Interpreting the Results

  • Bagging vs Random Forests:

    • Bagging uses all predictors at each split, reducing bias but maintaining some correlation.
    • Random Forests introduce randomness by selecting subsets of predictors (mtry), reducing correlation and further lowering variance.
  • Choosing the Best Model:

    • If mtry = total predictors => behaves like bagging.
    • If mtry < total predictors => benefits from decorrelated trees, improving prediction accuracy.

Random Forest (Improving Bagging)

# Random Forest: Use only 6 predictors in each split
rf.boston <- randomForest(medv ~ ., data = boston.train, mtry = 6, importance = TRUE)

# Predict on test set
yhat.rf <- predict(rf.boston, newdata = boston.test)
rf.mse <- mean((yhat.rf - boston.test$medv)^2)
paste("Random Forest Test MSE:", round(rf.mse, 2))
## [1] "Random Forest Test MSE: 9.26"
# Variable importance
varImpPlot(rf.boston)


5. Boosting: Improving Performance

Optimising Boosting Parameters

Boosting improves performance by sequentially correcting weak learners.
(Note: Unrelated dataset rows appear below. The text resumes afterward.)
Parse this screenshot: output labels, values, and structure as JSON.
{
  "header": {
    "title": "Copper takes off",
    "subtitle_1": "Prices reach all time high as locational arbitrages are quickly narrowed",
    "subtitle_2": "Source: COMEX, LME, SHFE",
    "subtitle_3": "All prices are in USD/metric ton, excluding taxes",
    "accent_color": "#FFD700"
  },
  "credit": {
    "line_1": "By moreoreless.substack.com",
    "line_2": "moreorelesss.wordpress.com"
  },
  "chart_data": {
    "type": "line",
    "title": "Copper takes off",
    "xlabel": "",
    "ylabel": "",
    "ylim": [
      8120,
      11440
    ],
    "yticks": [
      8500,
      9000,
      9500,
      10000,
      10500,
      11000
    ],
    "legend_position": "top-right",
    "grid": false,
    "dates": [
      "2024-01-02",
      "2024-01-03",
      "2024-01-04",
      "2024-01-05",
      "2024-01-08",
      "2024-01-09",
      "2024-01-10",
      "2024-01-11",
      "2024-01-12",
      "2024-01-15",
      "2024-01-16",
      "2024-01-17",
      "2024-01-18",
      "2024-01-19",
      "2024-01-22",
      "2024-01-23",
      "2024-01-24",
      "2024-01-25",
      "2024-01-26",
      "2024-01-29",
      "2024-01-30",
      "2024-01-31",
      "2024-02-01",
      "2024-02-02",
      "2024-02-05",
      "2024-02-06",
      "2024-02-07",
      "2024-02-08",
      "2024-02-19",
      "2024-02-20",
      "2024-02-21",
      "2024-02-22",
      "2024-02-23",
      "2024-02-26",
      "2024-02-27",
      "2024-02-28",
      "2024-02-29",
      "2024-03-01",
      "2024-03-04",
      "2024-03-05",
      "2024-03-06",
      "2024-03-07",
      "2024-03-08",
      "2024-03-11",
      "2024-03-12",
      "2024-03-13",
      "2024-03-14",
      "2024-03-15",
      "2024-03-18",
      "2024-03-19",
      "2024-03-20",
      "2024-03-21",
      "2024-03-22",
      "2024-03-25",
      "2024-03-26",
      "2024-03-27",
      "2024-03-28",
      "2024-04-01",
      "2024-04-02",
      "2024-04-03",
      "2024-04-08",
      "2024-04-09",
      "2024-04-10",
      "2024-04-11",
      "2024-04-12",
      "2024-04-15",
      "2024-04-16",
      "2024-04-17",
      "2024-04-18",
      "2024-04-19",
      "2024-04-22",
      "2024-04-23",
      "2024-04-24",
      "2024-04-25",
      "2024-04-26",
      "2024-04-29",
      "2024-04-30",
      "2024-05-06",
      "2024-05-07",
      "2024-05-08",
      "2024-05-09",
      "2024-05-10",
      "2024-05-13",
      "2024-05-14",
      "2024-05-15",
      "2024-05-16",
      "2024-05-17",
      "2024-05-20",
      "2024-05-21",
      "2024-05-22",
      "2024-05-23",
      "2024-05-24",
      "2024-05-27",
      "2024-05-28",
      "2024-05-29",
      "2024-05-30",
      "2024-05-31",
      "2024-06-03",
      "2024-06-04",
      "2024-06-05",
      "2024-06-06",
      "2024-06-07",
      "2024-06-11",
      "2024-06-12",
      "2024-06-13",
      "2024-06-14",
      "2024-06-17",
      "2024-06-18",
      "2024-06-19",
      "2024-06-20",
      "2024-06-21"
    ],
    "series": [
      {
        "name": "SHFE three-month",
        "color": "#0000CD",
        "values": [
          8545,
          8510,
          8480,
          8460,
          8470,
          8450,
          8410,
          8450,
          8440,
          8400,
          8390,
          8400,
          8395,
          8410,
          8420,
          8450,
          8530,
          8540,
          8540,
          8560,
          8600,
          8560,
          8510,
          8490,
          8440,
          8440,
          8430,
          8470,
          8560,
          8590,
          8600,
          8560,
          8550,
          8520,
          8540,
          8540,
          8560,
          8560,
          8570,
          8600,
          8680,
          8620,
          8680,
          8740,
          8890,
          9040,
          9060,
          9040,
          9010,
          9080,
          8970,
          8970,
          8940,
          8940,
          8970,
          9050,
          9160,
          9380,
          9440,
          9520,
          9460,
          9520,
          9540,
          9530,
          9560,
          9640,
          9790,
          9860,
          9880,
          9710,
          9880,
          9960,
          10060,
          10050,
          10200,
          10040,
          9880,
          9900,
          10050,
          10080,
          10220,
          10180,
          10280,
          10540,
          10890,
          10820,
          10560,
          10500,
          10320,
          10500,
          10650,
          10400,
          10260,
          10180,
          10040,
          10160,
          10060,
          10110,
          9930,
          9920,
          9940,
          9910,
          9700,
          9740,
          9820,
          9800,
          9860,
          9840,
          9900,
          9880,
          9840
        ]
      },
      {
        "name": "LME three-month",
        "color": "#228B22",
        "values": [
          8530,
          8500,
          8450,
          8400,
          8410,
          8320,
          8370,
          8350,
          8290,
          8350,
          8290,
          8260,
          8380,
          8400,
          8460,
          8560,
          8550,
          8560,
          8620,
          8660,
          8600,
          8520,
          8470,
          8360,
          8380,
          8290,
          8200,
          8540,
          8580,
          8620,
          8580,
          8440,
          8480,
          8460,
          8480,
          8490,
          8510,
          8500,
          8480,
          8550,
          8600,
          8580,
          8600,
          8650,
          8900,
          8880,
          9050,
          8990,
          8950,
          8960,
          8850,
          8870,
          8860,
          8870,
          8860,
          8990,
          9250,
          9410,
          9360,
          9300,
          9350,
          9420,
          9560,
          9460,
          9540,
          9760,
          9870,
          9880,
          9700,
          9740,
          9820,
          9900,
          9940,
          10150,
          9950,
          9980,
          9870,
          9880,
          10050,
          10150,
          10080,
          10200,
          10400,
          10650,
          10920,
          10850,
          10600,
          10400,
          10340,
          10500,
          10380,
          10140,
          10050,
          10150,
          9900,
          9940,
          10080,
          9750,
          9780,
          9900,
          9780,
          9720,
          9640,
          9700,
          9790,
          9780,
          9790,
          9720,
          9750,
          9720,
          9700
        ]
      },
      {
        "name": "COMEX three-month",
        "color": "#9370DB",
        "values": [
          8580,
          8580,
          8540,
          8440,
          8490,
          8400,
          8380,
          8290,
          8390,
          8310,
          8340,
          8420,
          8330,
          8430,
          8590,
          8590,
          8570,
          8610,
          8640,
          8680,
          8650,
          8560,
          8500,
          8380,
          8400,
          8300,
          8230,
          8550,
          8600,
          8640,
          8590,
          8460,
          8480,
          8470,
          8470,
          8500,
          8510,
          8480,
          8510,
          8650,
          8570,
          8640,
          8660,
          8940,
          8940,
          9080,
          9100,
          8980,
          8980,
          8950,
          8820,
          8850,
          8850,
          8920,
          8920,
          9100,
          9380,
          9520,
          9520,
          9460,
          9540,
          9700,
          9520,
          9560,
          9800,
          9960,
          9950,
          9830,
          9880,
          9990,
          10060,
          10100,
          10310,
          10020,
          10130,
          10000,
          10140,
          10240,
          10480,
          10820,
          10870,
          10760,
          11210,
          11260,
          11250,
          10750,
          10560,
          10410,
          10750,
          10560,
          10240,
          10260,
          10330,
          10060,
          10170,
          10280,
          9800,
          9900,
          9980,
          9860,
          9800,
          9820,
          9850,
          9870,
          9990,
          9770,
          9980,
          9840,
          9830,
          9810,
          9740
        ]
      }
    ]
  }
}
We tune key parameters:

  • n.trees: The number of boosting iterations (too high can lead to overfitting).
  • interaction.depth: Controls complexity (higher values allow deeper trees).
  • shrinkage (learning rate): A small value (e.g., 0.01) improves generalisation but increases computation time.

Fine-Tuning Boosting Parameters

# Default boosting model
boost.boston <- gbm(medv ~ ., data = boston.train, distribution = "gaussian",
                    n.trees = 5000, interaction.depth = 4, shrinkage = 0.01, cv.folds = 5)

# Predict on test set
yhat.boost <- predict(boost.boston, newdata = boston.test, n.trees = 5000)
boost.mse <- mean((yhat.boost - boston.test$medv)^2)
paste("Boosting Test MSE:", round(boost.mse, 2))
## [1] "Boosting Test MSE: 8.91"

Interpreting the Results

  • Choosing shrinkage:
    • A lower shrinkage value (e.g., 0.01) improves accuracy but requires more trees.
    • A higher shrinkage value (e.g., 0.2) converges faster but may overfit.
  • Choosing interaction.depth:
    • If too small → underfits the data.
    • If too large → overfits and increases variance.
  • Using Cross-Validation (cv.folds):
    • Helps identify the best number of trees by monitoring test error.
    • Prevents overfitting and improves real-world performance.

Why Boosting?

Boosting sequentially corrects weak models, reducing test error.

# Fit a boosting model
boost.boston <- gbm(medv ~ ., data = boston.train, distribution = "gaussian",
                    n.trees = 5000, interaction.depth = 4)

# Predict on test set
yhat.boost <- predict(boost.boston, newdata = boston.test, n.trees = 5000)
boost.mse <- mean((yhat.boost - boston.test$medv)^2)
paste("Boosting Test MSE:", round(boost.mse, 2))
## [1] "Boosting Test MSE: 9.95"

In summary

Model Best Use Case
Pruned Decision Tree Best for interpretability, when explaining results is important.
Bagging Reduces variance, good for datasets with moderate complexity.
Random Forests Best for generalisation, handles high-dimensional data well.
Boosting Best for minimising error, but may overfit if not tuned properly.

Conclusion

  • Decision Trees provide interpretability but may overfit.
  • Bagging & Random Forests reduce variance, improving predictions.
  • Boosting generally achieves the lowest test MSE.

Tree-based methods are powerful tools for classification and regression, especially when using ensembles.